Hi , I finally started using the AI Factor tools and on my first couple tests I am obtaining very high feature importance numbers. What would be some common issues that could be causing this? I am using Z-score normalization
Is it a linear model ?
This is normal for lightgbm feature importance as it is calculated differently from other models (at least by default), nothing to be worried about.
Good to know. the raw number must be being displayed. Thanks!
lightgbm. I tried extratrees this AM and the numbers were in the format I expected. Looks like lightgbm must be giving the raw amount. A percentage would be more elegant to display
if you see one factor that absolutely dominates everything else, it maybe future leak. Thats how I spotted the EPS Std Dev issue.

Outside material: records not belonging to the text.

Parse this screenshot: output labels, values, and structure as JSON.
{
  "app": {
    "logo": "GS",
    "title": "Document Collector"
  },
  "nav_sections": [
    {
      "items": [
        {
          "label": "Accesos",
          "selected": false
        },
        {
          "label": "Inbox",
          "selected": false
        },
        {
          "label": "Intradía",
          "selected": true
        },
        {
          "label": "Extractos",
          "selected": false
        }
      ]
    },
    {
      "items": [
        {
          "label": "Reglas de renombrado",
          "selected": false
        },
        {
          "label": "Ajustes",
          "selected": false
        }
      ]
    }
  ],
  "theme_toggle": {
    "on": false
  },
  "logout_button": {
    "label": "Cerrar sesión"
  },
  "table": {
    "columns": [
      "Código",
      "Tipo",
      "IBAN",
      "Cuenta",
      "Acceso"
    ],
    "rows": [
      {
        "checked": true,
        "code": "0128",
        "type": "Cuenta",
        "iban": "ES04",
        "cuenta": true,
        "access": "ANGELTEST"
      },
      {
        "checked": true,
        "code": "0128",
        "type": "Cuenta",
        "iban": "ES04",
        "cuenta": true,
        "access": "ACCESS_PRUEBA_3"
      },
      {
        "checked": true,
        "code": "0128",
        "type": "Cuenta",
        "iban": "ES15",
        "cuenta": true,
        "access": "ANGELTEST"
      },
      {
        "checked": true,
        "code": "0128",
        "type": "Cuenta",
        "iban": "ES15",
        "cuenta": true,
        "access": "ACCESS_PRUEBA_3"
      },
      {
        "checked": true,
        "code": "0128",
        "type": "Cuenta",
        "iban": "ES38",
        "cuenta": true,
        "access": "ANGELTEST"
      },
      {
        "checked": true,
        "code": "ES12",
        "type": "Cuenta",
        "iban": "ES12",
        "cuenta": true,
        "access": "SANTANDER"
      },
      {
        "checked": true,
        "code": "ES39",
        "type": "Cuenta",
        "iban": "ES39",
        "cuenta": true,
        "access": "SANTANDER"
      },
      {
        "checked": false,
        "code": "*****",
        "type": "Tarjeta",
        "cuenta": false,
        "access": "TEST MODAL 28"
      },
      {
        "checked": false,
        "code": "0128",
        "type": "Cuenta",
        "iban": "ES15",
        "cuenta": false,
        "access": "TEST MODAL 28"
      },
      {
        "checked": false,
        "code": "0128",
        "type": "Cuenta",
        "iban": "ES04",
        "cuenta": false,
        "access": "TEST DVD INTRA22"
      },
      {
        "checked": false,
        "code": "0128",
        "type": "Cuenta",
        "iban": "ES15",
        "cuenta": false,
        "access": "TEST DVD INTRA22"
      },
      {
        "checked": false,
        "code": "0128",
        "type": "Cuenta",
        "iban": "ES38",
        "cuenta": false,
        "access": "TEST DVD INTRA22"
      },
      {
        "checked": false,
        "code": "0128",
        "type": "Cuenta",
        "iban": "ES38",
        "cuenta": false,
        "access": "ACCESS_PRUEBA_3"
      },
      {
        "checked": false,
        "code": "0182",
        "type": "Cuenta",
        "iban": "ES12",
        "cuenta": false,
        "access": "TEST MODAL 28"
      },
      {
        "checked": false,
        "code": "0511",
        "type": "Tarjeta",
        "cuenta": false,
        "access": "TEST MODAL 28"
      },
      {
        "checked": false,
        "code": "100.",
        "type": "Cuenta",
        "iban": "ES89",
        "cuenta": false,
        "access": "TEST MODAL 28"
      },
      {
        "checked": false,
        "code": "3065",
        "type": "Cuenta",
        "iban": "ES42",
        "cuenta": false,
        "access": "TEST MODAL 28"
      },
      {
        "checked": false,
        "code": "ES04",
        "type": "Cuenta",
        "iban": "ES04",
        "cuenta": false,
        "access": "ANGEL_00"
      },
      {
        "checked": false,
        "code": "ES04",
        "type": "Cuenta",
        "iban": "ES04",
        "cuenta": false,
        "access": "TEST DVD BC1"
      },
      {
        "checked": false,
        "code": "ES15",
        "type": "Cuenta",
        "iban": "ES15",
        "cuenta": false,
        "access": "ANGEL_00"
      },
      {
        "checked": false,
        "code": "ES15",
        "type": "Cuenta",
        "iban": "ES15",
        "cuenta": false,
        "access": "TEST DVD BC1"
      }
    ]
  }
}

I do not think that is happening here, but what are some things to watch for in that regard if one is already leaving a large enough gap?
well if you have say 50 factors, and there is a huge gap between first most important and second, i would first check the model without the first factor (ie. the next 49). if out of sample perfromance is drastically worse Iād suspect there is another future leak in the data. No single feature is good enough that it can make or break a well diversified model.
thats how i spotted the EPS std dev - just using that one raw data improved my sharpe ratio by 1 on a strategy with 500 holdings. Not possible unless it has future leak.
Thanks